I derived a formula for integrating the length of a line over a scalar valued, single-variable function. I've seen such formulae for polar curves and parametrics and multivariable calculus but my attempt focused on what I'd call "normal" functions.
My derivation comes out as: the length of a line drawn by $f(x)$ over $[a, b]$ is: $\int_a^b \sqrt{(\frac{dy}{dx}) ^ 2 + 1} \space dx$
To test my formula on a curve of known length, I applied it to the unit circle, specifically the top-right quarter circle, which would have circumference $\frac{2\pi \cdot [r = 1]}{4} = \tfrac{1}{2}\pi$. I converted the implicit curve $x^2 + y^2 = 1$ to a function $y = +\sqrt{1 - x^2}$, which I think holds for the top-right quarter circle. Then, $\frac{dy}{dx} = \tfrac{1}{2} \cdot -2x \cdot (1 - x^2) ^ {-\frac{1}{2}} = -\frac{x}{\sqrt{1 - x^2}}$
According to my tested formula, the integral is now $\int_0^1\sqrt{(\frac{dy}{dx}) ^ 2 + 1}\space dx = \int_0^1 \sqrt{\frac{x^2}{1 - x^2} + 1}\space dx = \int_0^1 \sqrt{\frac{1}{1 - x^2}} \space dx$. I do not know how to solve this regularly, so I attempted a trigonometric substitution (which seems reasonable, given the circle and the desired result of half $\pi$) of $x = \sin(\theta)$, resulting in the integral being equivalent to $\int_0^{\pi/2} \frac{1}{\sqrt{1-\sin^2(\theta)}}\space d\theta = \int_0^{\pi/2} \frac{1}{\cos(\theta)}\space d\theta$, which according to the internet would be undefined, as the antiderivative of $\frac{1}{\cos(\theta)}$ is apparently $\ln |\sec(\theta) + \tan(\theta)|$, and $\sec$ and $\tan$ are both undefined at $\frac{\pi}{2}$.

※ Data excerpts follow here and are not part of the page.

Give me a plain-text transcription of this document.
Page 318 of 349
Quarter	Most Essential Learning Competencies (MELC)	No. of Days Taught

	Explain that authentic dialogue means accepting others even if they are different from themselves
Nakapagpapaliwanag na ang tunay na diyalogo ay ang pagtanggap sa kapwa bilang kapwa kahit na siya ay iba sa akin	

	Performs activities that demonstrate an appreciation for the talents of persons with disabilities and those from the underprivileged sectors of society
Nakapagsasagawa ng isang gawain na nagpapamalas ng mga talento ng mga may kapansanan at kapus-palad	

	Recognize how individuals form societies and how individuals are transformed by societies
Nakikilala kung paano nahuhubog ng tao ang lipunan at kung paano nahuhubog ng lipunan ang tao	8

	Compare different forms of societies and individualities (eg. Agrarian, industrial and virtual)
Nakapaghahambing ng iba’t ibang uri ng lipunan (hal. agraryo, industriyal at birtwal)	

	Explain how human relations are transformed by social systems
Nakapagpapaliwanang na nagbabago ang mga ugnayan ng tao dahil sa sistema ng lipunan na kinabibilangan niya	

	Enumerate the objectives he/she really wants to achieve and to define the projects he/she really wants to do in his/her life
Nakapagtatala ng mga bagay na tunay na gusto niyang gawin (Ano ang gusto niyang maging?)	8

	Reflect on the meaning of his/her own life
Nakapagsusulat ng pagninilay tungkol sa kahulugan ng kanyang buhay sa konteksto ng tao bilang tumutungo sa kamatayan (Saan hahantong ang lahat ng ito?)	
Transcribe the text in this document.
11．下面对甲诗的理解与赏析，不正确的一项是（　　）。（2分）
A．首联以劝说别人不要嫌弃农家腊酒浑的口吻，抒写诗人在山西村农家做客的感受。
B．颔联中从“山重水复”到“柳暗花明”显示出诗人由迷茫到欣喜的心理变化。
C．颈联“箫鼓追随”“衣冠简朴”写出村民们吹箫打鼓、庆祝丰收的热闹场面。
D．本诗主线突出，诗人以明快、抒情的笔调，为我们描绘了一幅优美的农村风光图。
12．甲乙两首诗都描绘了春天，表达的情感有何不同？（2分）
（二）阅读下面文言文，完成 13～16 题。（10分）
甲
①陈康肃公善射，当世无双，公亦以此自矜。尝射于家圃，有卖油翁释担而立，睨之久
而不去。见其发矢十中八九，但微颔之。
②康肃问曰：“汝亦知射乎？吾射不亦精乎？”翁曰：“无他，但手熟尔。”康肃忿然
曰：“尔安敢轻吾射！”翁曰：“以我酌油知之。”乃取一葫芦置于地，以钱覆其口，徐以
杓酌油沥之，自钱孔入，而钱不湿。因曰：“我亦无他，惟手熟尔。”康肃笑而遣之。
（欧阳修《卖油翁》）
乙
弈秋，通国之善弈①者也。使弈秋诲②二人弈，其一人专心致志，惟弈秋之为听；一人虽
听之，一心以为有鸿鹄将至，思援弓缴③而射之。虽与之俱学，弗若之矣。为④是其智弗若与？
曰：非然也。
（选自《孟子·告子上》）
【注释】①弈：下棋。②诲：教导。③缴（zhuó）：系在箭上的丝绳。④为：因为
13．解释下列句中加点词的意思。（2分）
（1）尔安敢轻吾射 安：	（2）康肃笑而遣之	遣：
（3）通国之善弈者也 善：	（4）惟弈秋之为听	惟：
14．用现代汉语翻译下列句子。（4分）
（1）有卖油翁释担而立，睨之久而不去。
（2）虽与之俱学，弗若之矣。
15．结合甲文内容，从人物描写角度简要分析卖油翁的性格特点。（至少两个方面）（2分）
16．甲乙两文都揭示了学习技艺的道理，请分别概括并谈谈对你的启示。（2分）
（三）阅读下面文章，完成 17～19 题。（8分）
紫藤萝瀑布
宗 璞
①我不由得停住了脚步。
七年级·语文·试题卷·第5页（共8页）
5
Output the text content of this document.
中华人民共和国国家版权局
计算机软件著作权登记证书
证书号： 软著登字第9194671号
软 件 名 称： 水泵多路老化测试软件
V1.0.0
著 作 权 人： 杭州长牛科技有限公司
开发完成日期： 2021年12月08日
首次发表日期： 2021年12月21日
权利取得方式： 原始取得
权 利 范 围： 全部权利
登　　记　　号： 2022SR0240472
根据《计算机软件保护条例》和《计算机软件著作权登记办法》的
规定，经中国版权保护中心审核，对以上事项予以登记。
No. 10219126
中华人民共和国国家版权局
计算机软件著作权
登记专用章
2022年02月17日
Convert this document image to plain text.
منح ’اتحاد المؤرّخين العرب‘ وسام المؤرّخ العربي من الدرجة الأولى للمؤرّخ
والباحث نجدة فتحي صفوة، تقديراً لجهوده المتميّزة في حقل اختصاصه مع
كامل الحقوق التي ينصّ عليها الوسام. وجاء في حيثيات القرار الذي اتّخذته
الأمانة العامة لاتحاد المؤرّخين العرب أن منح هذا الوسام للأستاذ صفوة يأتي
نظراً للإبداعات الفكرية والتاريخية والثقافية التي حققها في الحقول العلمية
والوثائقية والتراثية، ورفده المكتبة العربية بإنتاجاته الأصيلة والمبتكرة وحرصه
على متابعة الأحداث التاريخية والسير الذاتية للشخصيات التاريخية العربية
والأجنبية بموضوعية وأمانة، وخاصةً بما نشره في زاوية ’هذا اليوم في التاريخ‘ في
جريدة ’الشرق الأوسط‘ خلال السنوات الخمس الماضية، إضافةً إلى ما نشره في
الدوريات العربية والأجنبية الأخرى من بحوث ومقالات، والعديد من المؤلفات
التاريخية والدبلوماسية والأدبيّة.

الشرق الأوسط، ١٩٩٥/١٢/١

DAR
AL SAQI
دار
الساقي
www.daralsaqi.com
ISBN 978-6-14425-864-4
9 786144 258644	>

Where's my mistake? Is my integration technique bad, my formula bad, or both?
You forgot to replace $ dx $ by $\cos(\theta)d\theta$.
$$\int_0^1\frac{dx}{\sqrt{1-x^2}}=$$
$$\int_0^{\frac{\pi}{2}}\frac{\cos(\theta)d\theta}{\sqrt{1-\sin^2(\theta)}}=$$ $$\int_0^{\frac{\pi}{2}}\frac{\cos(\theta)d\theta}{\cos(\theta)}=\frac{\pi}{2}$$
The first integral is improper but convergent.